There is due to be a shift from contracts between the SFA and colleges to legal agreements between colleges and employers – which will amount to “a commercial relationship” with employers – according to Keith Smith, the SFA’s director of funding and programmes.
“You are entering into a commercial relationship with an employer because they are choosing to use you and buy services from you,” he told attendees.
Stunned governors were urged “make sure you know what you are selling” and to “understand you have the right terms and conditions to protect yourself” if an employer decides to end the relationship.
The discussion soon became heated, as governors expressed their shock at the new arrangements – which will also see employers drawing up their own separate contracts with the SFA.
One unnamed governor blasted the system as “ludicrous” and a “nightmare”.
“I can see people walking away from contracts and there is no incentive to enforce it,” he warned. “The legal fees for doing so could swamp the potential gain.”
Mr Smith admitted in response that commercial relationships between colleges and employers did risk becoming “tricky, rocky and volatile”.
He continued: “That’s why I say to you when you enter into these relationships, what indemnity and safeguards have you put in place?”
But he insisted that employers “can’t walk away from paying the levy and can’t walk away taking money out of the account and do something else with it”.
From his point of view, he said, these contracts mean that the SFA would get the levy cash one way or another, and that his department would “make sure it’s spent for the benefit of apprenticeships”.
Earlier in the session, he warned governors that the SFA would not step in if colleges have any contract disputes with employers, saying: “I can’t get involved in any contractual dispute or commercial disputes when the employer has instructed me to stop paying you.”
Nor can the SFA get involved in contract negotiations between employers and providers – “that’s for you now,” said Mr Smith.
Governors were therefore urged to ensure that management teams were aware of the upcoming changes.
The “safety nets” created by the involvement of the SFA were due to “change significantly”, he said, “and you just need to be aware of the risks of these things”.
“As a governing body you need to make sure you are quizzing and questioning your management teams on how on the ball they are,” he went on.

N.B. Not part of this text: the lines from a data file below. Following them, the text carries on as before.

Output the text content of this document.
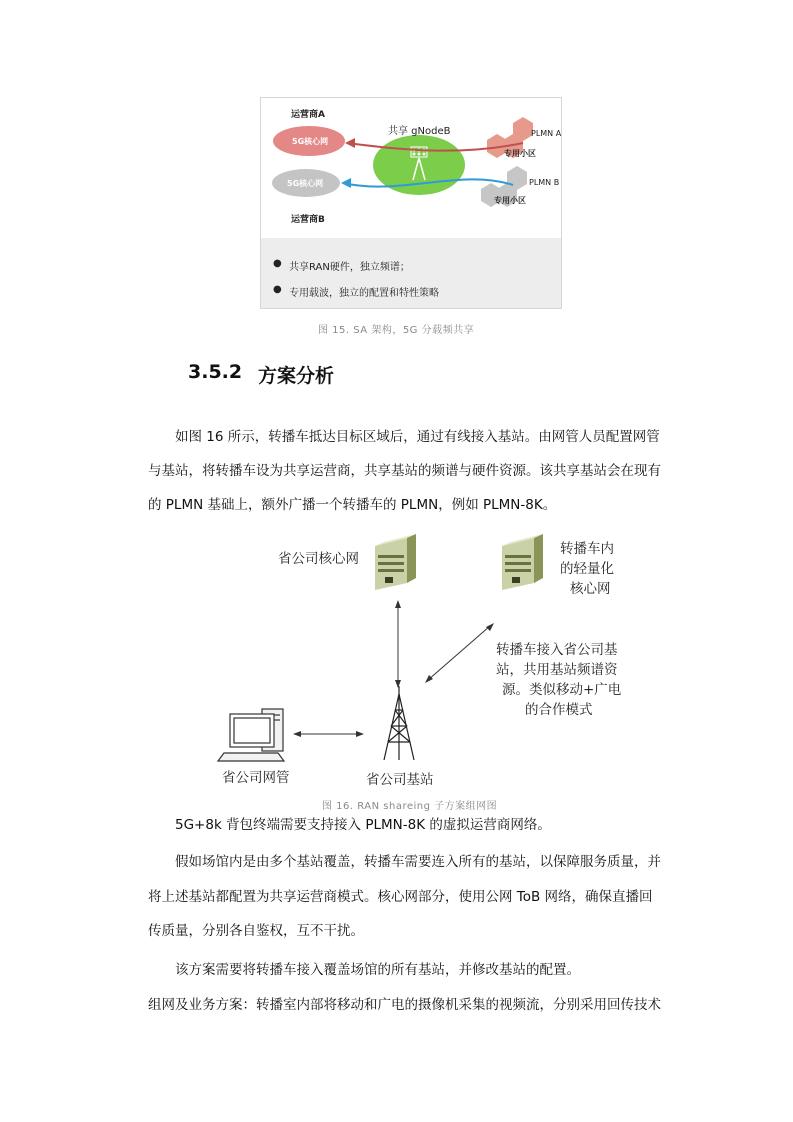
运营商A
5G核心网
5G核心网
运营商B
共享 gNodeB	PLMN A
专用小区
PLMN B
专用小区
● 共享RAN硬件，独立频谱；
● 专用载波，独立的配置和特性策略
图 15. SA 架构，5G 分载频共享
3.5.2 方案分析
如图 16 所示，转播车抵达目标区域后，通过有线接入基站。由网管人员配置网管
与基站，将转播车设为共享运营商，共享基站的频谱与硬件资源。该共享基站会在现有
的 PLMN 基础上，额外广播一个转播车的 PLMN，例如 PLMN-8K。
省公司核心网
转播车内
的轻量化
核心网
转播车接入省公司基
站，共用基站频谱资
源。类似移动+广电
的合作模式
省公司网管	省公司基站
图 16. RAN shareing 子方案组网图
5G+8k 背包终端需要支持接入 PLMN-8K 的虚拟运营商网络。
假如场馆内是由多个基站覆盖，转播车需要连入所有的基站，以保障服务质量，并
将上述基站都配置为共享运营商模式。核心网部分，使用公网 ToB 网络，确保直播回
传质量，分别各自鉴权，互不干扰。
该方案需要将转播车接入覆盖场馆的所有基站，并修改基站的配置。
组网及业务方案：转播室内部将移动和广电的摄像机采集的视频流，分别采用回传技术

“If they say ‘don’t worry, this is all normal, we do this all the time’, then I would probably worry.”
Julian Gravatt, AoC’s assistant chief executive, said his organisation had been working with colleges to prepare for the reforms “for several years”.
“Getting the relationship between employer, apprentice and college right will be vital to make this work,” he said.
“Employers will clearly now have the ability to change their mind if colleges get things wrong.
“But it is inevitable that the government will need to intervene in some cases to protect the apprentice and to ensure that training continues in the right areas.”
Mark Dawe, chief executive of AELP, said: “Independent training providers welcome this brave new world. They are used to dealing with employers in negotiating agreements.”